Readers will recall TAC's discovery of two new Donalds in TAC19 (soon - and unprecedently - to be networked to a wider public through the pages of our glossy rival, TGO!). Now comes clarification of one of the most abiding and annoying hill dilemmas. For donkeys, the SMC Tables have insisted on including both Corrieyairack Hill and Gairbeinn as Corbetts, simply because both these neighbouring hills were mapped as 896m, even though their mutual drop is nothing like the requisite 150-odd metres. Now the diligent Alan Blanco has unearthed a new OS 1:10000 sheet showing Corrieyairack Hill down to 892m, leaving Gairbeinn as the undisputed Corbett. With Beinn Talaidh on Mull also down, to 761m, all this makes the current Corbett total 219.
TAC13-15 included much mention of the so-called Sic Munroist, an Aberdonian who spends his weekends and holidays climbing Sir Shug's list in reverse order of height. At that stage, he had just climbed Carn a'Chlamain, no.90 of the 277 upside-downers. Now, thanks are due to Dave Purser, who encountered the Sic Boy (as Irvine Welsh would doubtless call him) in July, on Broad Cairn - the halfway point. The following weekend would bring the Fannaich neighbours A'Chailleach and Sgurr Breac - but with a jaunt north to Sgurr Choinnich between!
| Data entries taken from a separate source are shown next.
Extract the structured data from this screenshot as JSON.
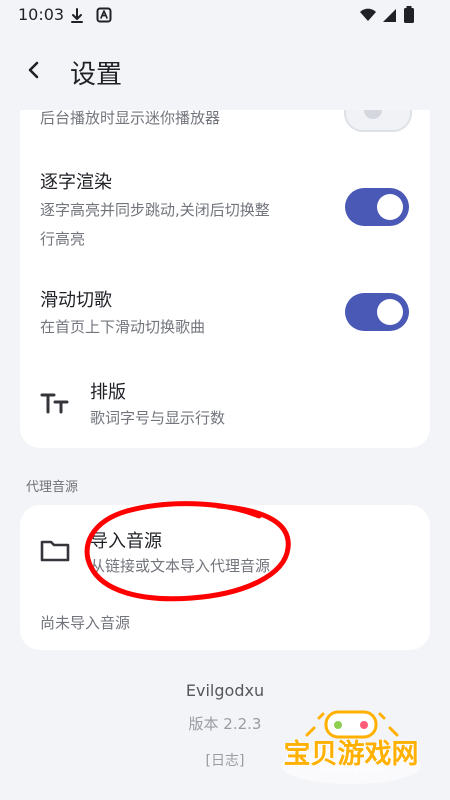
{
  "status_bar": {
    "time": "10:03",
    "icons": [
      "download-icon",
      "a-icon",
      "wifi-icon",
      "signal-icon",
      "battery-icon"
    ]
  },
  "header": {
    "back_icon": "chevron-left-icon",
    "title": "设置"
  },
  "settings": {
    "partial_item_desc": "后台播放时显示迷你播放器",
    "items": [
      {
        "title": "逐字渲染",
        "desc": "逐字高亮并同步跳动,关闭后切换整\n行高亮",
        "toggle": true
      },
      {
        "title": "滑动切歌",
        "desc": "在首页上下滑动切换歌曲",
        "toggle": true
      },
      {
        "icon": "typography-icon",
        "title": "排版",
        "desc": "歌词字号与显示行数"
      }
    ]
  },
  "proxy": {
    "section_title": "代理音源",
    "import_icon": "folder-icon",
    "import_title": "导入音源",
    "import_desc": "从链接或文本导入代理音源",
    "status": "尚未导入音源"
  },
  "footer": {
    "name": "Evilgodxu",
    "version": "版本 2.2.3",
    "log": "[日志]"
  },
  "watermark": {
    "name": "宝贝游戏网",
    "domain": "baobeiy.com"
  },
  "colors": {
    "background": "#f3f4f8",
    "card": "#ffffff",
    "accent": "#4a58b6",
    "annotation": "#ff0000",
    "watermark": "#ffb000"
  }
}
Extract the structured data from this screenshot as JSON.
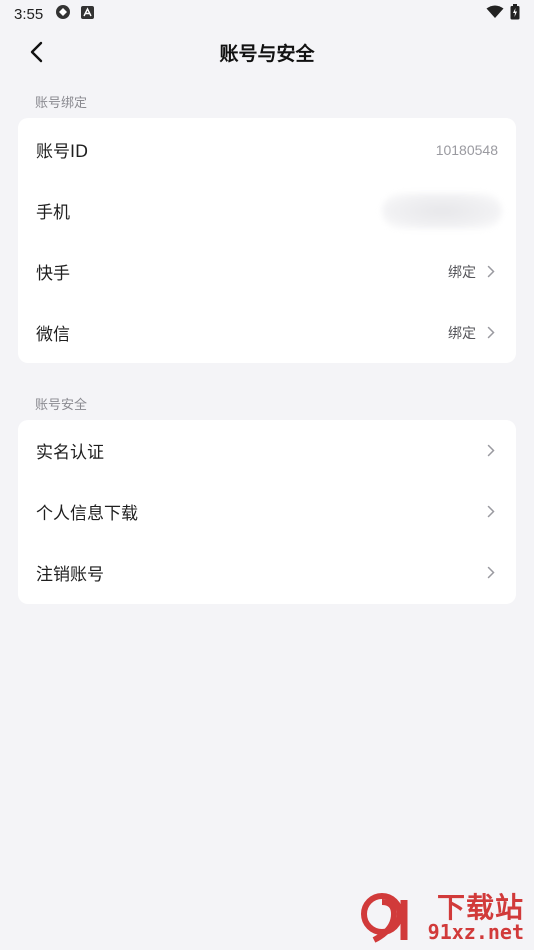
{
  "status_bar": {
    "time": "3:55"
  },
  "header": {
    "title": "账号与安全"
  },
  "binding_section": {
    "label": "账号绑定",
    "rows": [
      {
        "label": "账号ID",
        "value": "10180548"
      },
      {
        "label": "手机",
        "value": ""
      },
      {
        "label": "快手",
        "value": "绑定"
      },
      {
        "label": "微信",
        "value": "绑定"
      }
    ]
  },
  "security_section": {
    "label": "账号安全",
    "rows": [
      {
        "label": "实名认证"
      },
      {
        "label": "个人信息下载"
      },
      {
        "label": "注销账号"
      }
    ]
  },
  "watermark": {
    "cn": "下载站",
    "en": "91xz.net"
  },
  "colors": {
    "background": "#f4f4f7",
    "card": "#ffffff",
    "watermark": "#d13a3a"
  }
}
Also peakbagging like mad this summer was Martin Prouse, a 22-year-old furniture designer from Leighton Buzzard who has just completed the second traverse of the Highland section of Scotland's main east/west watershed. Your TAC editor, who made the first traverse back in 1987, sends heartfelt congratulations: a repeat has been a long time coming. And a thought: if Leighton Buzzard gets any bigger, should it be called Leighton Eagle?
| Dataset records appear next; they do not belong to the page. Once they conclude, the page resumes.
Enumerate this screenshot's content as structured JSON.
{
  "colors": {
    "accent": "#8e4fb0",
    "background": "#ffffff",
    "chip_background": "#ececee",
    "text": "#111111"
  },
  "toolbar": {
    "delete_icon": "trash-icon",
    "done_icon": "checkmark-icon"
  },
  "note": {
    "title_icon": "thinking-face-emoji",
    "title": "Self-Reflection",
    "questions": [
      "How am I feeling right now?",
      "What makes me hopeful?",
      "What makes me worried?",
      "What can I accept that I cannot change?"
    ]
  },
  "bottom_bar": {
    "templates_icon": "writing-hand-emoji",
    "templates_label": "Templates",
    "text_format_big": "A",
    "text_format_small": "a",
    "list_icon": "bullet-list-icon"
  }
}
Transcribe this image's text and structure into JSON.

And a final harking back, to TAC19's Art Special. Whilst watching the umpteenth TV repeat of Play it Again Sam recently, it was noted that during the art gallery conversation between Woody Allen and Diane Keaton, a certain Dutch painter was referred to as Van Go. Hence the famous painting on p16 of this issue would appear to be of a tent.